Schwule sind untreu, leiden häufiger unter "sexuellen Süchten und sexueller Nötigung" als Heterosexuelle und sind öfter psychisch und physisch krank; lesbische Frauen leiden unter "Beziehungsverwundung" und "Identitätsunsicherheit" – das behauptet zumindest die Kinderärztin Christl Ruth Vonholdt.

Sie ist Referentin auf dem "Sexualethik und Seelsorge"-Kongress des Weißen Kreuz e.V., der gerade in Kassel stattfindet. Der Fachverband für Sexualethik und Seelsorge will helfen, will sexualethische Werte vermitteln, die "auf das biblische Menschenbild begründet sind" und bietet bundesweit Beratung in unterschiedlichsten Problem- und Krisensituationen im Bereich Beziehung und Sexualität.

Seit Jahren wird dem Verein vorgeworfen, auch Homosexualität als ein solches Problem zu betrachten. Vor dem Kongress formierte sich Widerstand. Der lesben- und schwulenpolitische Sprecher von Bündnis 90/Die Grünen im Hessischen Landtag wirft den Veranstaltern vor, Referenten ein Forum zu bieten, "die seit Jahren mit Aussagen zur angeblichen Heilbarkeit von Homosexualität Schlagzeilen machen".

Tatsächlich gibt es noch immer Ärztinnen und Ärzte in Deutschland, die Homosexualität für eine Krankheit halten und mit fragwürdigen Verfahren versuchen, Patientinnen und Patienten davon zu "heilen", das hatten erst kürzlich Recherchen des NDR ergeben. 

Die Ärztin Vonholdt tut das zweifelsfrei auch: Sie ist Leiterin des Deutschen Institut für Jugend und Gesellschaft (DIJG) im hessischen Reichelsheim, einer Art Forschungszentrum des Vereins Offensive Junger Christen (OJC). In einer Vielzahl von Publikationen beschreibt sie Homosexualität als Symptom einer tief liegenden Störung. Im Interview mit dem katholischen neurechten Internetportal kath.net erklärt sie: "Die Veränderung homosexueller Neigungen ist möglich, wenn Motivation, Ausdauer, Mut und einfühlsame Therapeuten vorhanden sind." Ansehen genießt Vonholdt hauptsächlich dort, wo man ihr ohnehin weltanschaulich nahesteht – unter radikalen Katholiken und fundamentalistischen Evangelikalen – jenseits dieses Spektrums steht sie in der Kritik.
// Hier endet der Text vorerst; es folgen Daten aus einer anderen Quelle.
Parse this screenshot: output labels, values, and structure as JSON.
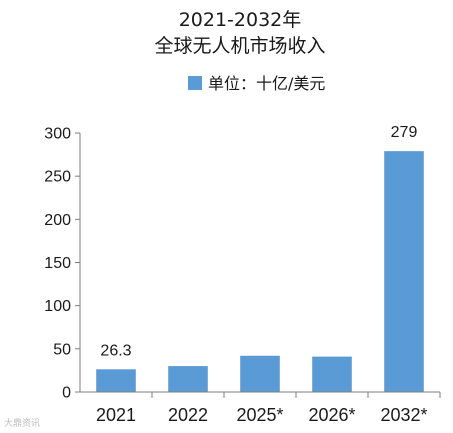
{
  "chart_data": {
    "type": "bar",
    "title": "2021-2032年",
    "subtitle": "全球无人机市场收入",
    "legend": {
      "label": "单位：十亿/美元",
      "color": "#5b9bd5",
      "placement": "top"
    },
    "categories": [
      "2021",
      "2022",
      "2025*",
      "2026*",
      "2032*"
    ],
    "values": [
      26.3,
      30.0,
      42.0,
      41.0,
      279
    ],
    "data_labels": [
      "26.3",
      "",
      "",
      "",
      "279"
    ],
    "ylim": [
      0,
      300
    ],
    "yticks": [
      0,
      50,
      100,
      150,
      200,
      250,
      300
    ],
    "xlabel": "",
    "ylabel": "",
    "grid": false,
    "bar_color": "#5b9bd5"
  },
  "watermark": {
    "text": "大鼎资讯"
  }
}
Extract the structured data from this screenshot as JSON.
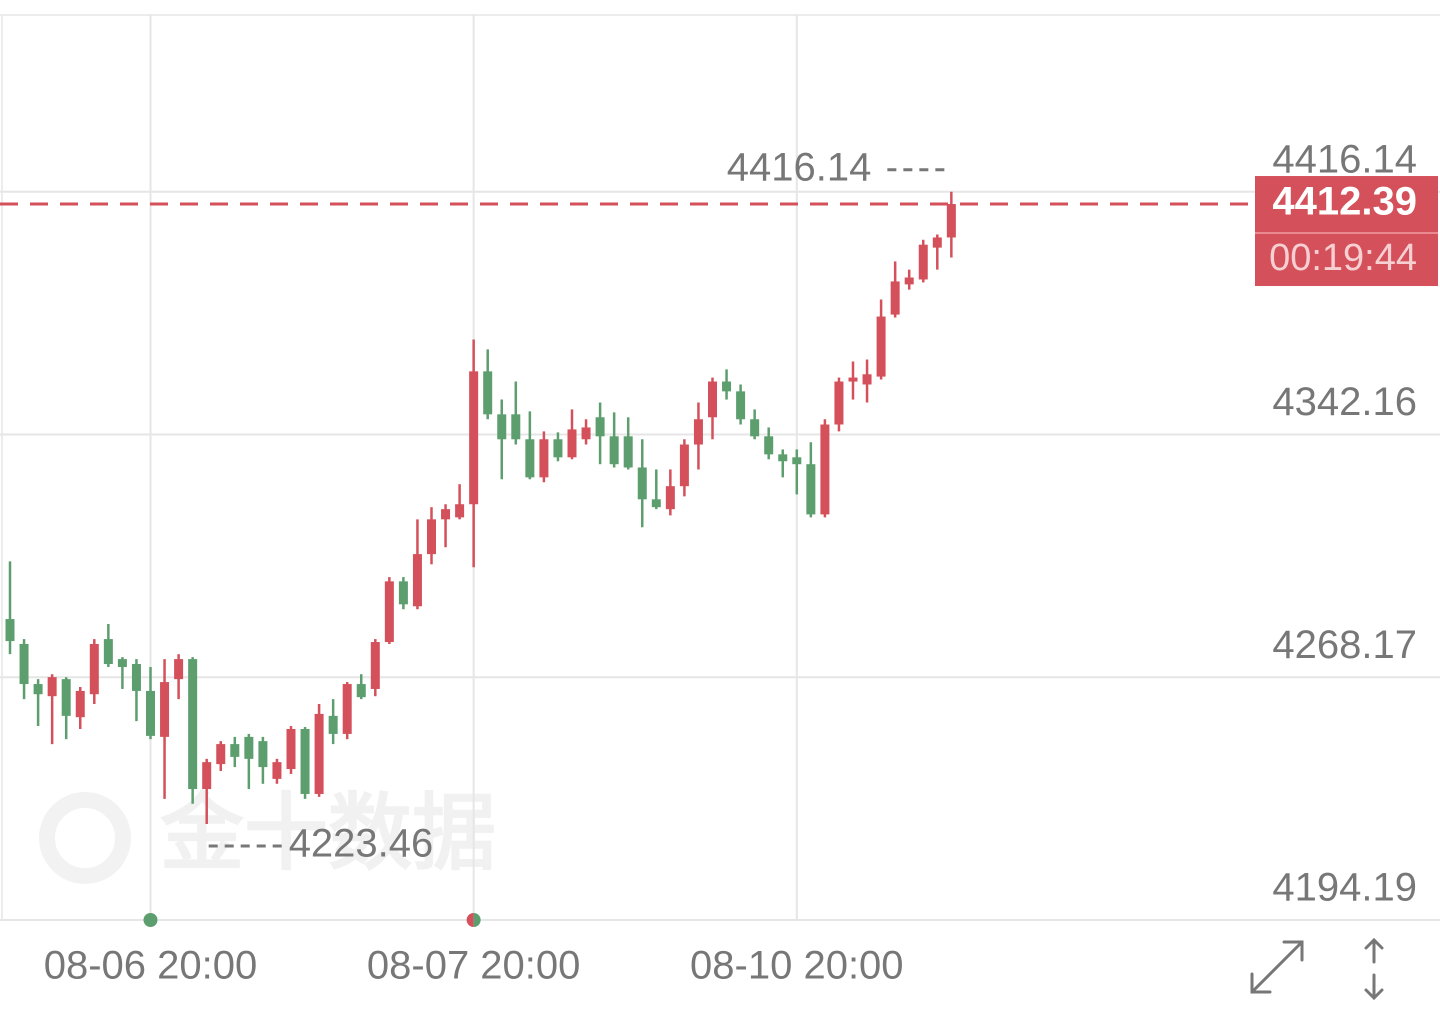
{
  "chart_data": {
    "type": "candlestick",
    "watermark": "金十数据",
    "categories": [
      null,
      null,
      null,
      null,
      null,
      null,
      null,
      null,
      null,
      null,
      "08-06 20:00",
      null,
      null,
      null,
      null,
      null,
      null,
      null,
      null,
      null,
      null,
      null,
      null,
      null,
      null,
      null,
      null,
      null,
      null,
      null,
      null,
      null,
      null,
      "08-07 20:00",
      null,
      null,
      null,
      null,
      null,
      null,
      null,
      null,
      null,
      null,
      null,
      null,
      null,
      null,
      null,
      null,
      null,
      null,
      null,
      null,
      null,
      null,
      "08-10 20:00",
      null,
      null,
      null,
      null,
      null,
      null,
      null,
      null,
      null,
      null,
      null
    ],
    "open": [
      4285.9,
      4278.3,
      4266.1,
      4262.4,
      4267.6,
      4256.0,
      4263.0,
      4279.8,
      4273.7,
      4272.2,
      4264.0,
      4250.0,
      4267.6,
      4273.7,
      4234.1,
      4241.7,
      4247.8,
      4250.0,
      4248.7,
      4237.2,
      4240.2,
      4252.4,
      4232.6,
      4256.4,
      4250.9,
      4266.1,
      4264.6,
      4278.9,
      4297.4,
      4289.8,
      4305.7,
      4316.3,
      4316.9,
      4320.9,
      4361.4,
      4348.3,
      4348.3,
      4340.7,
      4329.1,
      4340.7,
      4335.2,
      4340.7,
      4347.4,
      4341.6,
      4341.6,
      4332.1,
      4322.4,
      4319.4,
      4326.4,
      4339.1,
      4347.4,
      4358.3,
      4355.3,
      4346.8,
      4341.6,
      4336.1,
      4335.2,
      4333.1,
      4317.8,
      4345.2,
      4358.3,
      4357.4,
      4359.8,
      4378.7,
      4387.9,
      4389.4,
      4399.1,
      4402.2
    ],
    "high": [
      4303.5,
      4279.8,
      4267.6,
      4269.1,
      4268.2,
      4265.2,
      4279.8,
      4284.4,
      4274.3,
      4273.7,
      4271.3,
      4273.7,
      4275.2,
      4274.3,
      4243.3,
      4248.7,
      4250.0,
      4250.9,
      4250.0,
      4243.3,
      4253.3,
      4253.0,
      4260.0,
      4261.5,
      4266.7,
      4269.1,
      4279.8,
      4298.7,
      4298.7,
      4316.3,
      4320.0,
      4320.9,
      4327.0,
      4371.1,
      4368.1,
      4352.8,
      4358.3,
      4349.2,
      4343.1,
      4342.8,
      4349.8,
      4346.8,
      4351.9,
      4348.9,
      4347.4,
      4340.7,
      4331.5,
      4331.5,
      4340.7,
      4351.9,
      4359.5,
      4362.0,
      4357.4,
      4349.8,
      4344.3,
      4337.6,
      4337.6,
      4339.8,
      4346.8,
      4359.5,
      4364.4,
      4365.0,
      4383.3,
      4394.9,
      4392.4,
      4401.5,
      4403.1,
      4416.14
    ],
    "low": [
      4275.2,
      4261.5,
      4253.3,
      4247.8,
      4249.3,
      4252.4,
      4260.0,
      4271.3,
      4264.6,
      4254.8,
      4249.3,
      4231.1,
      4261.5,
      4229.6,
      4223.46,
      4239.6,
      4240.8,
      4234.1,
      4235.7,
      4235.7,
      4238.7,
      4231.1,
      4231.7,
      4247.8,
      4249.3,
      4261.5,
      4262.4,
      4278.3,
      4288.9,
      4288.9,
      4302.6,
      4307.8,
      4316.3,
      4301.7,
      4346.8,
      4328.5,
      4339.1,
      4328.5,
      4327.6,
      4334.0,
      4334.6,
      4339.1,
      4333.1,
      4332.1,
      4331.5,
      4313.9,
      4319.4,
      4317.5,
      4323.3,
      4331.5,
      4340.7,
      4352.8,
      4345.2,
      4340.7,
      4334.6,
      4329.1,
      4323.9,
      4316.9,
      4316.9,
      4343.1,
      4352.8,
      4351.9,
      4358.9,
      4377.8,
      4386.3,
      4388.5,
      4392.4,
      4396.1
    ],
    "close": [
      4279.2,
      4266.1,
      4263.0,
      4268.2,
      4256.4,
      4264.0,
      4278.3,
      4272.2,
      4271.3,
      4264.0,
      4250.3,
      4266.7,
      4273.7,
      4234.1,
      4242.3,
      4247.8,
      4243.9,
      4243.3,
      4240.8,
      4242.3,
      4252.4,
      4232.6,
      4257.0,
      4250.9,
      4266.1,
      4262.1,
      4278.9,
      4297.4,
      4290.4,
      4305.7,
      4316.3,
      4319.4,
      4320.9,
      4361.4,
      4348.3,
      4340.7,
      4340.7,
      4329.1,
      4340.7,
      4335.2,
      4343.7,
      4344.3,
      4341.6,
      4333.1,
      4332.1,
      4322.4,
      4320.0,
      4326.4,
      4339.1,
      4346.8,
      4358.3,
      4355.3,
      4346.8,
      4341.6,
      4336.1,
      4334.0,
      4333.1,
      4317.8,
      4345.2,
      4358.3,
      4359.5,
      4360.5,
      4378.1,
      4388.8,
      4390.0,
      4400.0,
      4402.2,
      4412.39
    ],
    "up_color": "#d4505a",
    "down_color": "#5c9e6e",
    "ylim": [
      4194.19,
      4470
    ],
    "yticks": [
      4194.19,
      4268.17,
      4342.16,
      4416.14
    ],
    "grid": true,
    "high_label": 4416.14,
    "low_label": 4223.46,
    "last_price": 4412.39,
    "countdown": "00:19:44"
  }
}
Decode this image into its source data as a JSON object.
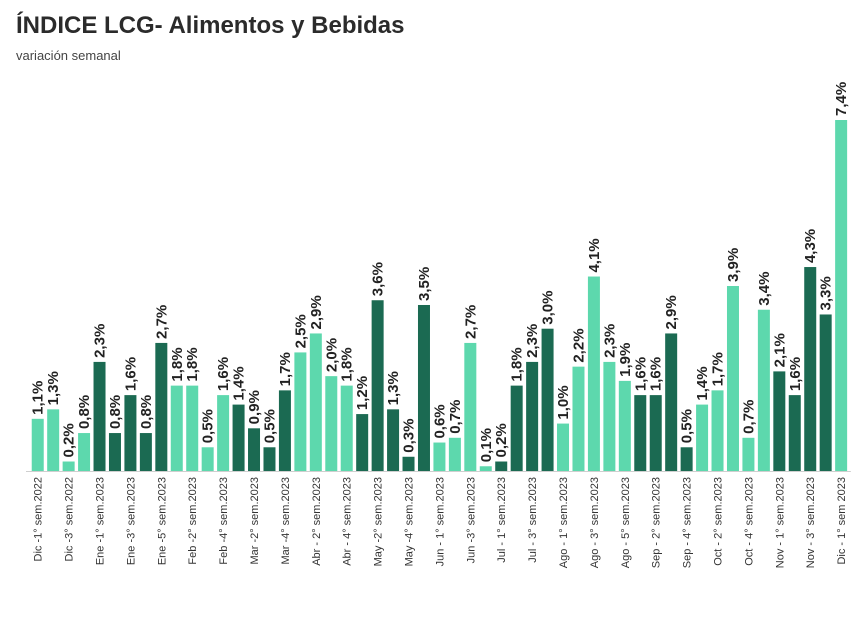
{
  "title": "ÍNDICE LCG- Alimentos y Bebidas",
  "subtitle": "variación semanal",
  "colors": {
    "light": "#5dd8ad",
    "dark": "#1b6a52",
    "axis": "#cfcfcf"
  },
  "chart_data": {
    "type": "bar",
    "title": "ÍNDICE LCG- Alimentos y Bebidas",
    "subtitle": "variación semanal",
    "ylim": [
      0,
      8
    ],
    "grid": false,
    "legend": "none",
    "categories": [
      "Dic -1° sem.2022",
      "",
      "Dic -3° sem.2022",
      "",
      "Ene -1° sem.2023",
      "",
      "Ene -3° sem.2023",
      "",
      "Ene -5° sem.2023",
      "",
      "Feb -2° sem.2023",
      "",
      "Feb -4° sem.2023",
      "",
      "Mar -2° sem.2023",
      "",
      "Mar -4° sem.2023",
      "",
      "Abr - 2° sem.2023",
      "",
      "Abr - 4° sem.2023",
      "",
      "May -2° sem.2023",
      "",
      "May -4° sem.2023",
      "",
      "Jun - 1° sem.2023",
      "",
      "Jun -3° sem.2023",
      "",
      "Jul - 1° sem.2023",
      "",
      "Jul - 3° sem.2023",
      "",
      "Ago - 1° sem.2023",
      "",
      "Ago - 3° sem.2023",
      "",
      "Ago - 5° sem.2023",
      "",
      "Sep - 2° sem.2023",
      "",
      "Sep - 4° sem.2023",
      "",
      "Oct - 2° sem.2023",
      "",
      "Oct - 4° sem.2023",
      "",
      "Nov - 1° sem.2023",
      "",
      "Nov - 3° sem.2023",
      "",
      "Dic - 1° sem 2023"
    ],
    "values": [
      1.1,
      1.3,
      0.2,
      0.8,
      2.3,
      0.8,
      1.6,
      0.8,
      2.7,
      1.8,
      1.8,
      0.5,
      1.6,
      1.4,
      0.9,
      0.5,
      1.7,
      2.5,
      2.9,
      2.0,
      1.8,
      1.2,
      3.6,
      1.3,
      0.3,
      3.5,
      0.6,
      0.7,
      2.7,
      0.1,
      0.2,
      1.8,
      2.3,
      3.0,
      1.0,
      2.2,
      4.1,
      2.3,
      1.9,
      1.6,
      1.6,
      2.9,
      0.5,
      1.4,
      1.7,
      3.9,
      0.7,
      3.4,
      2.1,
      1.6,
      4.3,
      3.3,
      7.4
    ],
    "labels": [
      "1,1%",
      "1,3%",
      "0,2%",
      "0,8%",
      "2,3%",
      "0,8%",
      "1,6%",
      "0,8%",
      "2,7%",
      "1,8%",
      "1,8%",
      "0,5%",
      "1,6%",
      "1,4%",
      "0,9%",
      "0,5%",
      "1,7%",
      "2,5%",
      "2,9%",
      "2,0%",
      "1,8%",
      "1,2%",
      "3,6%",
      "1,3%",
      "0,3%",
      "3,5%",
      "0,6%",
      "0,7%",
      "2,7%",
      "0,1%",
      "0,2%",
      "1,8%",
      "2,3%",
      "3,0%",
      "1,0%",
      "2,2%",
      "4,1%",
      "2,3%",
      "1,9%",
      "1,6%",
      "1,6%",
      "2,9%",
      "0,5%",
      "1,4%",
      "1,7%",
      "3,9%",
      "0,7%",
      "3,4%",
      "2,1%",
      "1,6%",
      "4,3%",
      "3,3%",
      "7,4%"
    ],
    "bar_colors": [
      "light",
      "light",
      "light",
      "light",
      "dark",
      "dark",
      "dark",
      "dark",
      "dark",
      "light",
      "light",
      "light",
      "light",
      "dark",
      "dark",
      "dark",
      "dark",
      "light",
      "light",
      "light",
      "light",
      "dark",
      "dark",
      "dark",
      "dark",
      "dark",
      "light",
      "light",
      "light",
      "light",
      "dark",
      "dark",
      "dark",
      "dark",
      "light",
      "light",
      "light",
      "light",
      "light",
      "dark",
      "dark",
      "dark",
      "dark",
      "light",
      "light",
      "light",
      "light",
      "light",
      "dark",
      "dark",
      "dark",
      "dark",
      "light"
    ]
  }
}
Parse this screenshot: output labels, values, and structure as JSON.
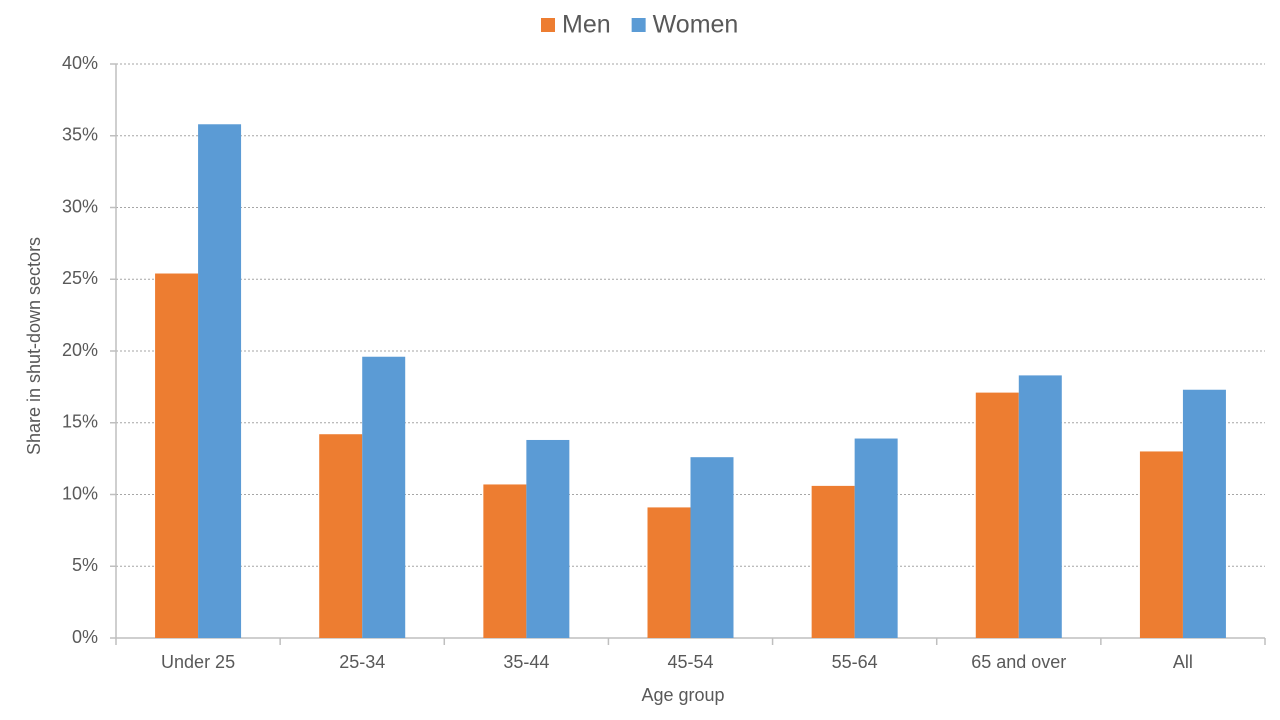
{
  "chart_data": {
    "type": "bar",
    "x_label": "Age group",
    "y_label": "Share in shut-down sectors",
    "categories": [
      "Under 25",
      "25-34",
      "35-44",
      "45-54",
      "55-64",
      "65 and over",
      "All"
    ],
    "series": [
      {
        "name": "Men",
        "color": "#ED7D31",
        "values": [
          25.4,
          14.2,
          10.7,
          9.1,
          10.6,
          17.1,
          13.0
        ]
      },
      {
        "name": "Women",
        "color": "#5B9BD5",
        "values": [
          35.8,
          19.6,
          13.8,
          12.6,
          13.9,
          18.3,
          17.3
        ]
      }
    ],
    "ylim": [
      0,
      40
    ],
    "yticks": [
      {
        "value": 0,
        "label": "0%"
      },
      {
        "value": 5,
        "label": "5%"
      },
      {
        "value": 10,
        "label": "10%"
      },
      {
        "value": 15,
        "label": "15%"
      },
      {
        "value": 20,
        "label": "20%"
      },
      {
        "value": 25,
        "label": "25%"
      },
      {
        "value": 30,
        "label": "30%"
      },
      {
        "value": 35,
        "label": "35%"
      },
      {
        "value": 40,
        "label": "40%"
      }
    ],
    "grid": true,
    "legend": "top"
  }
}
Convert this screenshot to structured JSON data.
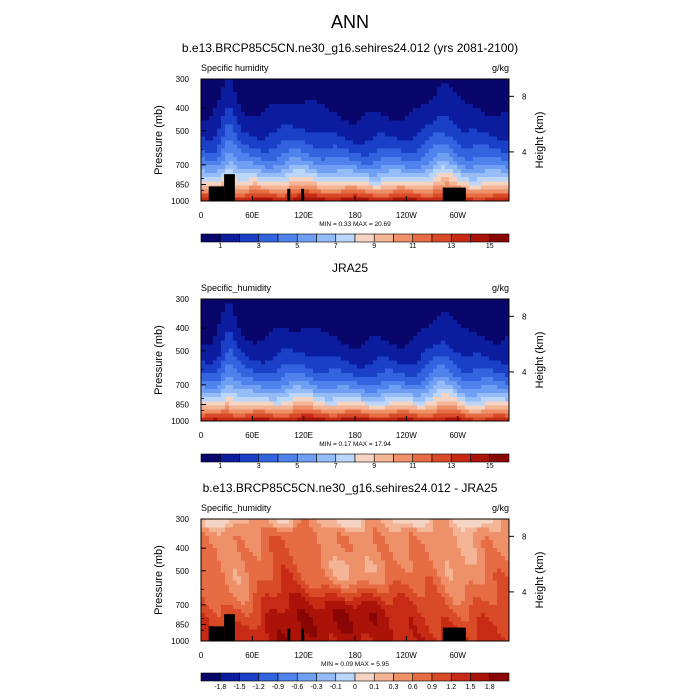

Heilungserfolge angeblich wissenschaftlich belegt

Ähnlich ist es bei dem Referenten Markus Hoffmann vom Wüstenstrom e.V. Dem Verein wird vorgeworfen, Konversionstherapien, also Umpolungsseminare durchzuführen und damit die Gesundheit und psychische Stabilität des Ratsuchenden zu gefährden.  Der Verein selbst spricht von "Begleitung" von Homosexuellen und schreibt dazu auf seiner Homepage: "Wir halten aber auch auf der Grundlage unserer langjährigen Erfahrung an der Beobachtung fest, dass Menschen mit gleichgeschlechtlicher Neigung durch eine Bearbeitung ihrer intrapsychischen Motivation, die sie im Erleben ihrer Sexualität inszenieren, eine Veränderung ihrer sexuellen Orientierung erleben" – vom Schwulen zum ganz normalen Hetero-Ehemann, das geht, sagt Wüstenstrom also und das sei "wissenschaftlich immer wieder belegt" worden.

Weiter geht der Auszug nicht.